El tema del desacuerdo es el método y los términos utilizados por Roma en su relación con la jerarquía ortodoxa rusa, sobre todo con el patriarca Cirilo. Los autores piden que el papa Jorge Mario Bergoglio tome nota de la metódica instrumentalización de sus acciones y palabras por parte de Rusia, y se oponga a ella, hablando con una nueva claridad que haga difícil la falsificación de sus intenciones en la opinión pública y eclesiástica rusa.

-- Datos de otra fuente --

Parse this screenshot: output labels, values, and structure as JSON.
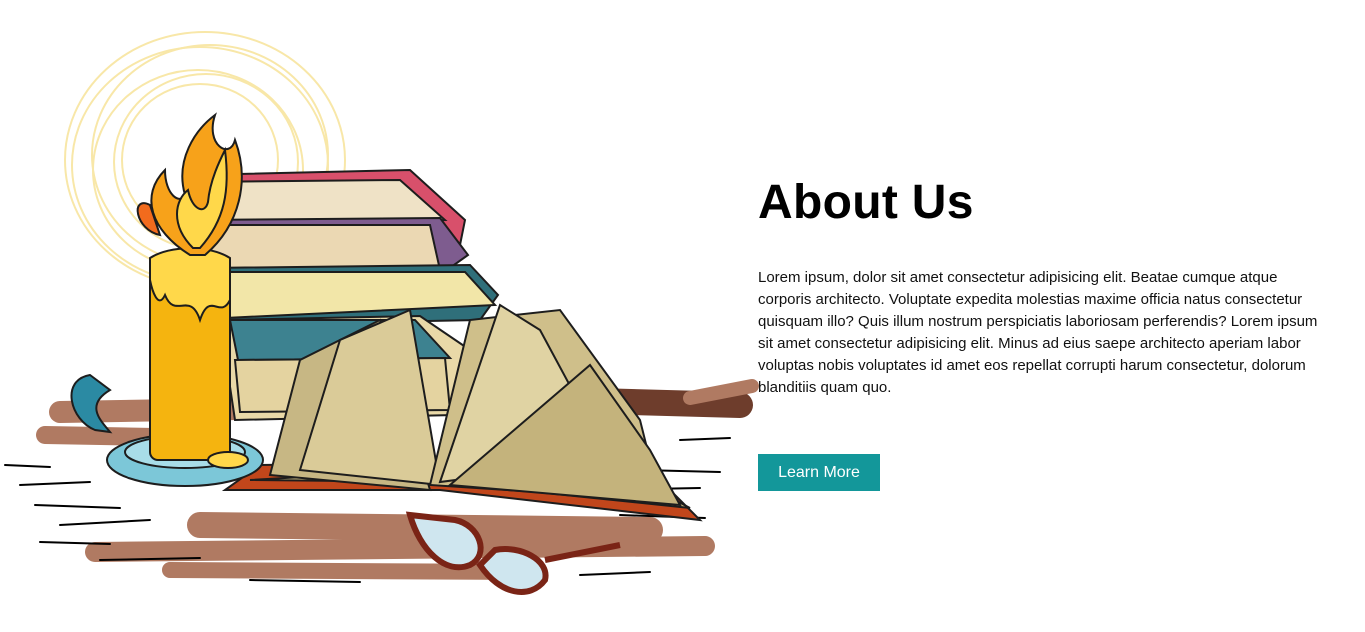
{
  "about": {
    "title": "About Us",
    "paragraph_lines": [
      "Lorem ipsum, dolor sit amet consectetur adipisicing elit. Beatae cumque atque",
      "corporis architecto. Voluptate expedita molestias maxime officia natus consectetur",
      "quisquam illo? Quis illum nostrum perspiciatis laboriosam perferendis? Lorem ipsum",
      "sit amet consectetur adipisicing elit. Minus ad eius saepe architecto aperiam labor",
      "voluptas nobis voluptates id amet eos repellat corrupti harum consectetur, dolorum",
      "blanditiis quam quo."
    ],
    "button_label": "Learn More"
  },
  "colors": {
    "button_bg": "#13979a",
    "button_text": "#ffffff",
    "title": "#000000"
  },
  "illustration": {
    "icons": [
      "candle-icon",
      "book-stack-icon",
      "open-book-icon",
      "glasses-icon"
    ]
  }
}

Su argumentación se desarrolla principalmente en el terreno de los estudios ecuménicos, de donde probablemente surgió la decisión de elaborar este documento. Salvo Massimo Faggioli, profesor en la Universidad de Villanova en Filadelfia, quien es historiador (de origen boloñés) del Concilio Vaticano II y ensayista, Regina Elsner y Kristina Stoeckl son jóvenes estudiosas de la ortodoxia rusa postsoviética, una en Berlín y la otra en Innsbruck, mientras que Thomas Bremer enseña ecumenismo en Münster y publica en prestigiosas colecciones dedicadas al Oriente cristiano.
Lo que más aprecio en el documento es lo rotundo de los juicios sobre los protagonistas de la guerra en curso. Escriben: “La visión de Francisco sobre el conflicto presenta importantes lagunas. La idea de que Rusia está defendiendo un interés legítimo de seguridad nacional en Ucrania y que la OTAN supuestamente ha violado este interés con sus expansiones pasadas es engañosa. ¿Seguridad para quién?”. Y los cuatro eruditos se refieren a la represión en Rusia de la opinión libre, de la prensa crítica, de la oposición política, para la que no se aplica ninguna seguridad. Además, la valoración crítica de las declaraciones en boca del Santo Padre es igualmente clara. Al igual que la afirmación de que cualquier esfuerzo de “equilibrio” entre las partes beligerantes es susceptible de ser manipulado por los medios de comunicación rusos, hasta el punto de hacer que el Papa de Roma parezca estar de acuerdo con el clima justificador de la agresión que marca la alianza entre Cirilo y Putin.
Pero la primacía que el documento otorga a las razones ecuménicas produce una especie de distorsión.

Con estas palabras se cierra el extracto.